Recipe from Mel's Kitchen Cafe
Yield:  Serves 6

Ingredients:
1 pound boneless, skinless chicken breasts, cut into 1/2-inch  cubes
1 medium onion, chopped
1 1/2 tsp garlic powder or 2 cloves fresh garlic, finely minced
1 Tbsp oil
2 cans (15 1/2 ounces each) Great Northern beans, rinsed and drained
1 can (14 1/2 ounces) chicken broth
2 cans (4 ounces each) chopped green chilies
1 tsp salt
1 tsp ground cumin
1 tsp dried oregano
1/2 tsp pepper
1/4 tsp cayenne pepper
1 cup sour cream
1/2 cup heavy cream

Directions:
In a large saucepan, saute chicken, onion, and garlic in oil, until chicken is no longer pink.  Add beans, broth, chilies, and seasonings.  Bring to a boil.  Reduce heat and simmer, uncovered, for 30 minutes.  Remove from heat and stir in sour cream and heavy cream.  Serve immediately.

Notes:
*Although I haven't tried the slow-cooker method yet, I've included Mel's slow cooker instructions below:

Slow Cooker Option: In a medium round slow cooker, place 1 pound chicken breasts (fresh or frozen) without cubing them.
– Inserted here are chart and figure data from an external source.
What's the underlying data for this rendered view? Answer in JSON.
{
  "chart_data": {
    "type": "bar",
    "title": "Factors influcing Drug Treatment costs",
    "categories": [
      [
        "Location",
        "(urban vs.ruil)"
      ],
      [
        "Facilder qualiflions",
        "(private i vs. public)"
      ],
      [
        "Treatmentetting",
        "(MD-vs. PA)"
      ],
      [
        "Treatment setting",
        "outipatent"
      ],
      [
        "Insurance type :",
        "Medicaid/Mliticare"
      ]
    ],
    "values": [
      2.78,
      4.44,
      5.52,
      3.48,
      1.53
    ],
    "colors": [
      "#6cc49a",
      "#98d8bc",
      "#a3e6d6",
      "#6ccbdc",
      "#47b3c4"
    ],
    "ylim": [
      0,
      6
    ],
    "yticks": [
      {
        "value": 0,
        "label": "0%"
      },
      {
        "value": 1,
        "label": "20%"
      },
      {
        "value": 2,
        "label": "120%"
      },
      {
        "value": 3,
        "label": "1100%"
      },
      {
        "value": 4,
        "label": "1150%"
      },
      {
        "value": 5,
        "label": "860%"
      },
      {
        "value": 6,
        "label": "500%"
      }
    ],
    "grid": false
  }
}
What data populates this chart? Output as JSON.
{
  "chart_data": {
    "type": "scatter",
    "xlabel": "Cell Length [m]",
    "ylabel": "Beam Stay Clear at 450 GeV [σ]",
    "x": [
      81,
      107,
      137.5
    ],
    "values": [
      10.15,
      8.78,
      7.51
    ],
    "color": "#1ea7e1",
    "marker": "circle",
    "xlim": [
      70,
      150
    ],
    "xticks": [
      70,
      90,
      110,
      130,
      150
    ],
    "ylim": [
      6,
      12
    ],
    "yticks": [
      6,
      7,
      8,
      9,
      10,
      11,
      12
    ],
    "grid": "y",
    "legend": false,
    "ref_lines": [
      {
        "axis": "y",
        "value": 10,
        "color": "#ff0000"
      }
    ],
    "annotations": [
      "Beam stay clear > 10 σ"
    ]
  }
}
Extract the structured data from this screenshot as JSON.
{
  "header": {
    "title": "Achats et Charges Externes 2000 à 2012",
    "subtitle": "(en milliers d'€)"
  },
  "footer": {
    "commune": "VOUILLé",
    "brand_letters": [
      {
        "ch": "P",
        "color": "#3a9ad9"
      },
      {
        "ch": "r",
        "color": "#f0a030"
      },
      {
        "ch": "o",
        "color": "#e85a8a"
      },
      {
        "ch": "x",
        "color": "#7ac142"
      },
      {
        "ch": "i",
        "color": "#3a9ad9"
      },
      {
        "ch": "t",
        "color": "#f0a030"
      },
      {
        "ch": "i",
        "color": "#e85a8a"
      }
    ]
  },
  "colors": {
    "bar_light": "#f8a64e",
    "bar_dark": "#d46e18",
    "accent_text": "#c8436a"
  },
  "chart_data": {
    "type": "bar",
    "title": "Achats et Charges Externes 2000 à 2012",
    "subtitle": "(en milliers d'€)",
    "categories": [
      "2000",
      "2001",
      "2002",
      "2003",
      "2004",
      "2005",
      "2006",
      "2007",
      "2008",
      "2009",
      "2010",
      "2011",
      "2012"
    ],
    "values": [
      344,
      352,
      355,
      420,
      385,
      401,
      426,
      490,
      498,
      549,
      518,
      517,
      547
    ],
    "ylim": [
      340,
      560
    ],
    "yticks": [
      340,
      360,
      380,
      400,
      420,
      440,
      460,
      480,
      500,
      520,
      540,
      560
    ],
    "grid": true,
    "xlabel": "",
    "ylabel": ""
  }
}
Add the chopped onion, garlic powder, beans, green chiles and all of the spices. Do not add the sour cream or whipping cream yet! Reduce the chicken broth to 12 ounces (about 1 1/2 cups) and pour in over the other ingredients. Stir the mixture around a bit to incorporate the dry spices. Cook on low for 5-7 hours (if using frozen chicken you’ll cook on the longer end of that spectrum, fresh chicken will cook in less time). Remove the chicken to a cutting board and shred in bite-size pieces. Stir back into the slow cooker. In a small bowl or liquid measuring cup, whisk together the sour cream and whipping cream  until smooth. Whisk the cream mixture into the crockpot with the other ingredients. Let the soup cook until heated through. Serve.